São Paulo, 11 de maio de 2017

Faltavam algumas horas para o mais importante centro financeiro do Brasil acordar quando o carioca Guilherme Benchimol começou a correr pela avenida Brigadeiro Faria Lima. Às cinco e meia da manhã, com o ar de outono de São Paulo um pouco mais gelado que o habitual, ele desceu do flat onde morava, iniciou um trote lento e, quando entrou na avenida Juscelino Kubitschek em direção ao Parque Ibirapuera, acelerou. Era seu trajeto rotineiro desde 2014, quando passou a dormir em São Paulo durante a semana, após a mudança da sede de sua empresa, a XP Investimentos. A corrida tinha um valor terapêutico: a endorfina relaxava os músculos, colocava a cabeça no lugar, preparava o corpo para um dia de trabalho intenso. E aquele seria um dia particularmente intenso para ele. Estava marcada para o fim da tarde a assinatura do maior negócio da sua vida, a venda de 49,9% da XP para o banco Itaú. Um acordo que faria de Benchimol um bilionário aos quarenta anos.

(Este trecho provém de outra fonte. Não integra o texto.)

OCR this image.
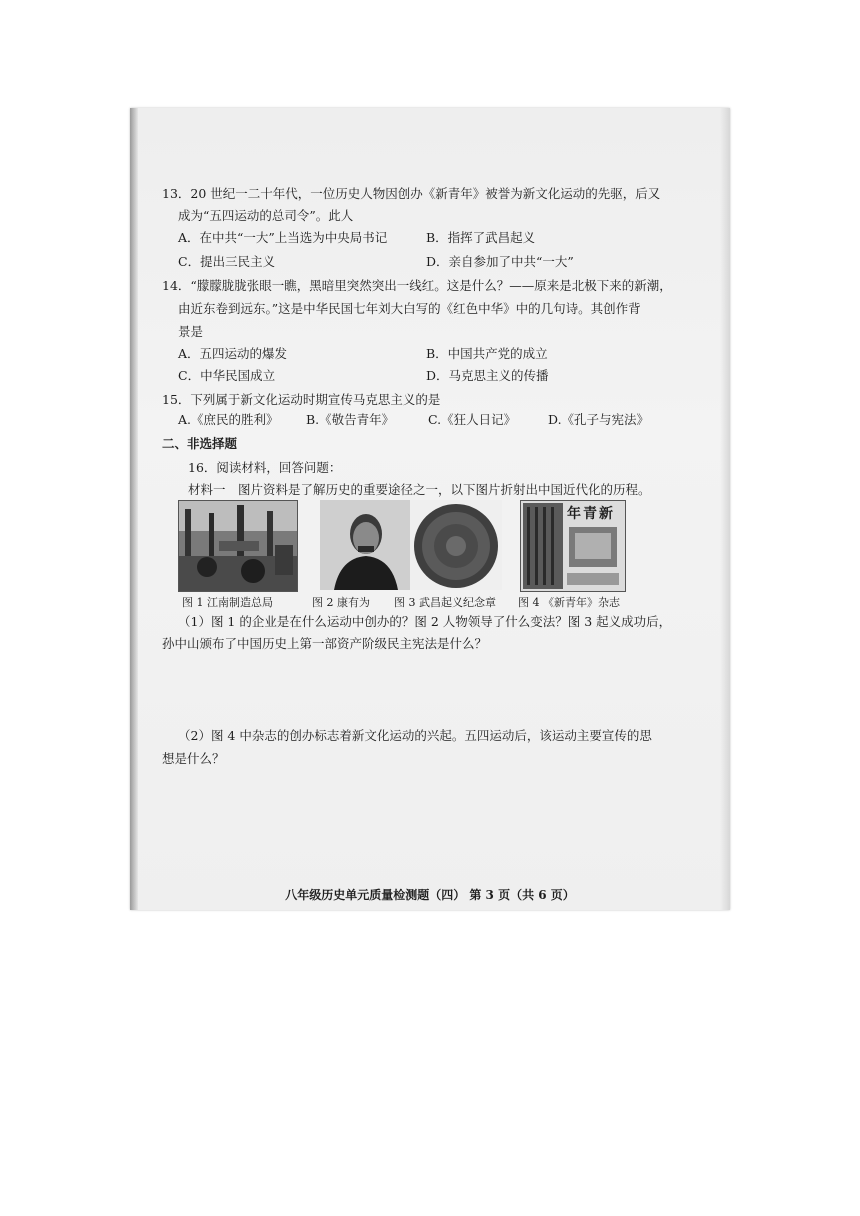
13．20 世纪一二十年代，一位历史人物因创办《新青年》被誉为新文化运动的先驱，后又
成为“五四运动的总司令”。此人
A．在中共“一大”上当选为中央局书记	B．指挥了武昌起义
C．提出三民主义	D．亲自参加了中共“一大”
14．“朦朦胧胧张眼一瞧，黑暗里突然突出一线红。这是什么？——原来是北极下来的新潮，
由近东卷到远东。”这是中华民国七年刘大白写的《红色中华》中的几句诗。其创作背
景是
A．五四运动的爆发	B．中国共产党的成立
C．中华民国成立	D．马克思主义的传播
15．下列属于新文化运动时期宣传马克思主义的是
A.《庶民的胜利》 B.《敬告青年》	C.《狂人日记》	D.《孔子与宪法》
二、非选择题
16．阅读材料，回答问题：
材料一　图片资料是了解历史的重要途径之一，以下图片折射出中国近代化的历程。
年青新
图 1 江南制造总局	图 2 康有为 图 3 武昌起义纪念章 图 4 《新青年》杂志
（1）图 1 的企业是在什么运动中创办的？图 2 人物领导了什么变法？图 3 起义成功后，
孙中山颁布了中国历史上第一部资产阶级民主宪法是什么？
（2）图 4 中杂志的创办标志着新文化运动的兴起。五四运动后，该运动主要宣传的思
想是什么？
八年级历史单元质量检测题（四） 第 3 页（共 6 页）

Guilherme precisava mesmo da endorfina. Estava exausto após dormir uma média de quatro horas por noite na semana anterior. As negociações com o Itaú haviam sido duríssimas. Cinco dias antes, os dois lados tinham desistido do negócio, para retomá-lo em ritmo frenético em seguida. A XP seria avaliada em 12 bilhões de reais, e o Itaú, além de comprar os 49,9%, faria um aporte de 600 milhões de reais na empresa. Agora, cabia a Benchimol dizer sim, como esperado, e se tornar sócio do Itaú — ou simplesmente dizer não.

Ao terminar a primeira volta no Ibirapuera, decidiu que o trajeto normal de dez quilômetros não seria suficiente. Embalou e deu outra volta ao redor do parque. Ninguém tinha ideia do peso que afundava seus ombros naquelas últimas semanas. As conversas com o Itaú haviam sido um segredo muito bem guardado. Apenas seis sócios da XP sabiam da negociação desde o início. Para os demais sócios e funcionários, o discurso oficial era o de que a empresa faria uma operação de venda de ações na B3, a bolsa de valores brasileira. Com o IPO — sigla em inglês que significa oferta pública inicial de ações —, a XP levantaria dinheiro para investir e seus acionistas teriam a oportunidade de embolsar alguns bilhões de reais. Um dia antes, em 10 de maio, a XP tinha protocolado o registro de oferta de ações na Comissão de Valores Mobiliários (CVM), a reguladora do mercado de capitais. Por quase três semanas, Benchimol e seus sócios mais próximos fizeram jornada dupla: colocavam o IPO de pé durante o dia, em reuniões intermináveis com banqueiros e investidores, e brigavam cláusula a cláusula com o Itaú madrugada adentro.

Mas não eram apenas o segredo e o desgaste físico que atormentavam Benchimol. A verdade, que não teve coragem de compartilhar com ninguém, é que ele não tinha convicção de que a venda para o Itaú era o melhor para a XP. Os méritos do negócio pareciam claríssimos. Ter o maior banco privado do Brasil como sócio representava, para a XP, um definitivo selo de qualidade, dando aos clientes mais reticentes a segurança necessária para deixar seu dinheiro investido lá. E o Itaú garantia a Benchimol e seus sócios autonomia para tocar a XP como bem entendessem. Em suas conversas com os sócios mais próximos, ele defendia de forma calorosa a sociedade com o Itaú. Mas, no fundo, nem ele sabia direito se aquele era o caminho certo.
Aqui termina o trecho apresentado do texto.